Tatverdacht: Mit überdosierter Morphiumpumpe Schwerstkranke getötet
Quelle: Münchener Merkur vom 06.05.2005:
Eine als qualifiziert geltende stellvertretende Stationsleiterin eines Klinikums in Bayern hat möglicherweise über Jahre schwerstkranke Patienten mit Überdosen von Morphium getötet. Sie selbst bestreitet eine Tötungsabsicht, sie hätte nur Leiden lindern wollen über die ärztlich verordnete Morphium-Dosis hinaus. In den Büchern hatte sie jede Entnahme des Morphiums korrekt dokumentiert.

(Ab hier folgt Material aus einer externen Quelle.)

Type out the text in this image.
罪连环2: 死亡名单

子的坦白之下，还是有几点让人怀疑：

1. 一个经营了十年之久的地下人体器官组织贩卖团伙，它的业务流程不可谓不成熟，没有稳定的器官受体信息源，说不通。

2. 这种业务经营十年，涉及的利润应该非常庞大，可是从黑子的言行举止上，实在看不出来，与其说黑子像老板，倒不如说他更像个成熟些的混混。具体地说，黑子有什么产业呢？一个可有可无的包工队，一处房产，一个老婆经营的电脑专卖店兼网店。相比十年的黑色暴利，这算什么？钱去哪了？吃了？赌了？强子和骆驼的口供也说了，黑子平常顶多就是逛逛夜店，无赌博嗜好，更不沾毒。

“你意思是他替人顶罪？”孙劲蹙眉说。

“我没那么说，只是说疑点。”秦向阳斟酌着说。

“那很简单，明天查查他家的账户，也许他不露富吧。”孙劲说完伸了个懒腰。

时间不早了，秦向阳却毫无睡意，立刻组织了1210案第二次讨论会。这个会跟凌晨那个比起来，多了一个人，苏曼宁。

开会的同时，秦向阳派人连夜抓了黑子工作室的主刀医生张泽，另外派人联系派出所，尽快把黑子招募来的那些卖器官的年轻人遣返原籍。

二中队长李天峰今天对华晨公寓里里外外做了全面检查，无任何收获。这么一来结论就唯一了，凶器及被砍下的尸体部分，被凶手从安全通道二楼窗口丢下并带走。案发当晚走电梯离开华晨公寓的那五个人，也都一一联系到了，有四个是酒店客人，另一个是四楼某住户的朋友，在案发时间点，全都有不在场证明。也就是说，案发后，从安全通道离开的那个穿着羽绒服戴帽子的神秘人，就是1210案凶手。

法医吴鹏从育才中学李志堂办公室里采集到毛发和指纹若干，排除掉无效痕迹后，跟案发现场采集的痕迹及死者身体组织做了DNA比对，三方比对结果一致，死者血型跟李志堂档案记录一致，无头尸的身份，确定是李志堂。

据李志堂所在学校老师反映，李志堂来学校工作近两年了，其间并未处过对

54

“Weitere Morphium-Opfer? Straubinger Ermittler untersuchen derzeit sieben Todesfälle
Straubing (mm/lby) Die unter Tötungsverdacht festgenommene Krankenschwester vom Straubinger St. Elisabeth-Krankenhaus hat möglicherweise über Jahre hinweg Patienten mit Morphium vergiftet. Derzeit würden sieben Todesfälle seit dem Sommer 2004 untersucht, sagte Oberstaatsanwalt Klaus-Dieter Fiedler. “Wir werden aber nicht nur diese Fälle überprüfen”, sagte er. Es könne nicht ausgeschlossen werden, dass die Frau auch früher schon die Arzneimittelabgabe manipuliert habe.

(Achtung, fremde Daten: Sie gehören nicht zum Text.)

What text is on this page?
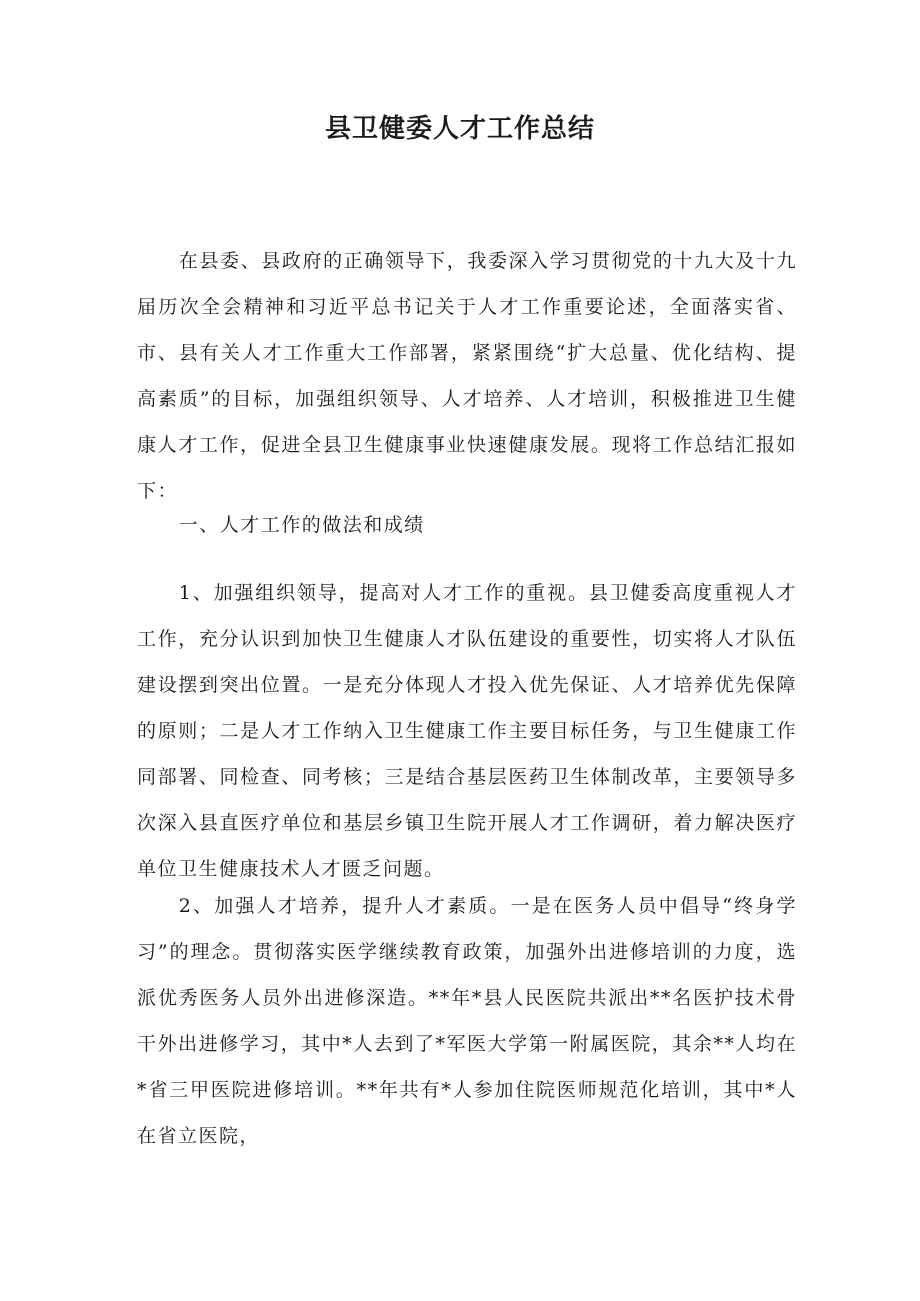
县卫健委人才工作总结

在县委、县政府的正确领导下，我委深入学习贯彻党的十九大及十九届历次全会精神和习近平总书记关于人才工作重要论述，全面落实省、市、县有关人才工作重大工作部署，紧紧围绕“扩大总量、优化结构、提高素质”的目标，加强组织领导、人才培养、人才培训，积极推进卫生健康人才工作，促进全县卫生健康事业快速健康发展。现将工作总结汇报如下：

一、人才工作的做法和成绩

1、加强组织领导，提高对人才工作的重视。县卫健委高度重视人才工作，充分认识到加快卫生健康人才队伍建设的重要性，切实将人才队伍建设摆到突出位置。一是充分体现人才投入优先保证、人才培养优先保障的原则；二是人才工作纳入卫生健康工作主要目标任务，与卫生健康工作同部署、同检查、同考核；三是结合基层医药卫生体制改革，主要领导多次深入县直医疗单位和基层乡镇卫生院开展人才工作调研，着力解决医疗单位卫生健康技术人才匮乏问题。

2、加强人才培养，提升人才素质。一是在医务人员中倡导“终身学习”的理念。贯彻落实医学继续教育政策，加强外出进修培训的力度，选派优秀医务人员外出进修深造。**年*县人民医院共派出**名医护技术骨干外出进修学习，其中*人去到了*军医大学第一附属医院，其余**人均在*省三甲医院进修培训。**年共有*人参加住院医师规范化培训，其中*人在省立医院，
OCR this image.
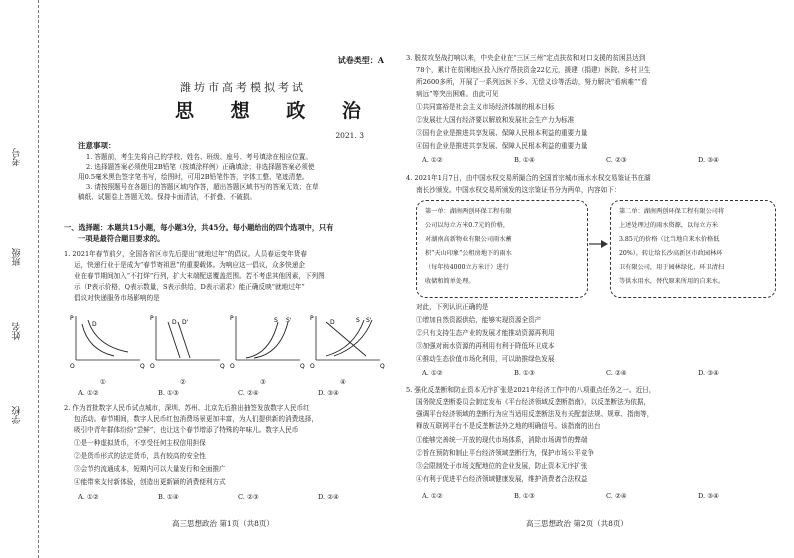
考号
班级
姓名
学校
试卷类型：A
潍坊市高考模拟考试
思 想 政 治
2021. 3
注意事项：
1. 答题前，考生先将自己的学校、姓名、班级、座号、考号填涂在相应位置。
2. 选择题答案必须使用2B铅笔（按填涂样例）正确填涂；非选择题答案必须使
用0.5毫米黑色签字笔书写，绘图时，可用2B铅笔作答，字体工整、笔迹清楚。
3. 请按照题号在各题目的答题区域内作答，超出答题区域书写的答案无效；在草
稿纸、试题卷上答题无效。保持卡面清洁，不折叠、不破损。
一、选择题：本题共15小题，每小题3分，共45分。每小题给出的四个选项中，只有
一项是最符合题目要求的。
1. 2021年春节前夕，全国各省区市先后提出“就地过年”的倡议。人员春运变年货春
运，快递行业于是成为“春节寄祖思”的重要载体。为响应这一倡议，众多快递企
业在春节期间加入“不打烊”行列，扩大末端配送覆盖范围。若不考虑其他因素，下列图
示（P表示价格，Q表示数量，S表示供给，D表示需求）能正确反映“就地过年”
倡议对快递服务市场影响的是
P
O	Q
D
P
O	Q
D D'
P
O	Q
S S'	P
O	Q
S S'
D
①	②	③	④
A. ①②	B. ①③	C. ②④	D. ③④
2. 作为首批数字人民币试点城市，深圳、苏州、北京先后推出抽签发放数字人民币红
包活动。春节期间，数字人民币红包消费场景更加丰富，为人们提供新的消费选择，
吸引中青年群体纷纷“尝鲜”，也让这个春节增添了特殊的年味儿。数字人民币
①是一种虚拟货币，不享受任何主权信用担保
②是货币形式的法定货币，具有较高的安全性
③会节约流通成本，短期内可以大量发行和全面推广
④能带来支付新体验，创造出更新颖的消费便利方式
A. ①②	B. ①④	C. ②③	D. ②④
高三思想政治 第1页（共8页）
3. 脱贫攻坚战打响以来，中央企业在“三区三州”定点扶贫和对口支援的贫困县达到
78个，累计在贫困地区投入医疗帮扶资金22亿元，援建（捐建）医院、乡村卫生
所2600多所，开展了一系列远医下乡、无偿义诊等活动，努力解决“看病难”“看
病远”等突出困难。由此可见
①共同富裕是社会主义市场经济体制的根本目标
②发展壮大国有经济要以解放和发展社会生产力为标准
③国有企业是推进共享发展、保障人民根本利益的重要力量
④国有企业是推进共享发展、保障人民根本利益的重要力量
A. ①②	B. ①④	C. ②③	D. ③④
4. 2021年1月7日，由中国水权交易所撮合的全国首宗城市雨水水权交易鉴证书在湖
南长沙颁发。中国水权交易所颁发的这宗鉴证书分为两单，内容如下：
第一单：湖南两创环保工程有限
公司以每立方米0.7元的价格，
对湖南高新物业有限公司雨水蓄
积“天山印象”公租房地下的雨水
（每年按4000立方米计）进行
收储和简单处理。
第二单：湖南两创环保工程有限公司将
上述处理过的雨水资源，以每立方米
3.85元的价格（比当地自来水价格低
20%），转让给长沙高新区市政园林环
卫有限公司，用于园林绿化、环卫清扫
等供水用水，替代原来所用的自来水。
对此，下列认识正确的是
①增加自然资源供给，能够实现资源全资产
②只有支持生态产业的发展才能推动资源再利用
③加强对雨水资源的再利用有利于降低环卫成本
④推动生态价值市场化利用，可以助推绿色发展
A. ①②	B. ①③	C. ②④	D. ③④
5. 强化反垄断和防止资本无序扩张是2021年经济工作中的八项重点任务之一。近日，
国务院反垄断委员会制定发布《平台经济领域反垄断指南》，以反垄断法为依据，
强调平台经济领域的垄断行为应当适用反垄断法及有关配套法规、规章、指南等，
释放互联网平台不是反垄断法外之地的明确信号。该指南的出台
①能够完善统一开放的现代市场体系，消除市场调节的弊端
②旨在预防和制止平台经济领域垄断行为，保护市场公平竞争
③会限制处于市场支配地位的企业发展，防止资本无序扩张
④有利于促进平台经济领域健康发展，维护消费者合法权益
A. ①②	B. ①③	C. ②④	D. ③④
高三思想政治 第2页（共8页）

Die 48-jährige sitzt wegen Totschlagsverdachts in mindestens zwei Fällen seit Dienstag in Untersuchungshaft. Die Kriminalpolizei hat zur Aufklärung des Falles eine 15-köpfige Sonderkommission eingerichtet. Die Beamten wollen zunächst die Todesursachen von vier Männern und drei Frauen im Alter von 58 bis 94 Jahren genau untersuchen.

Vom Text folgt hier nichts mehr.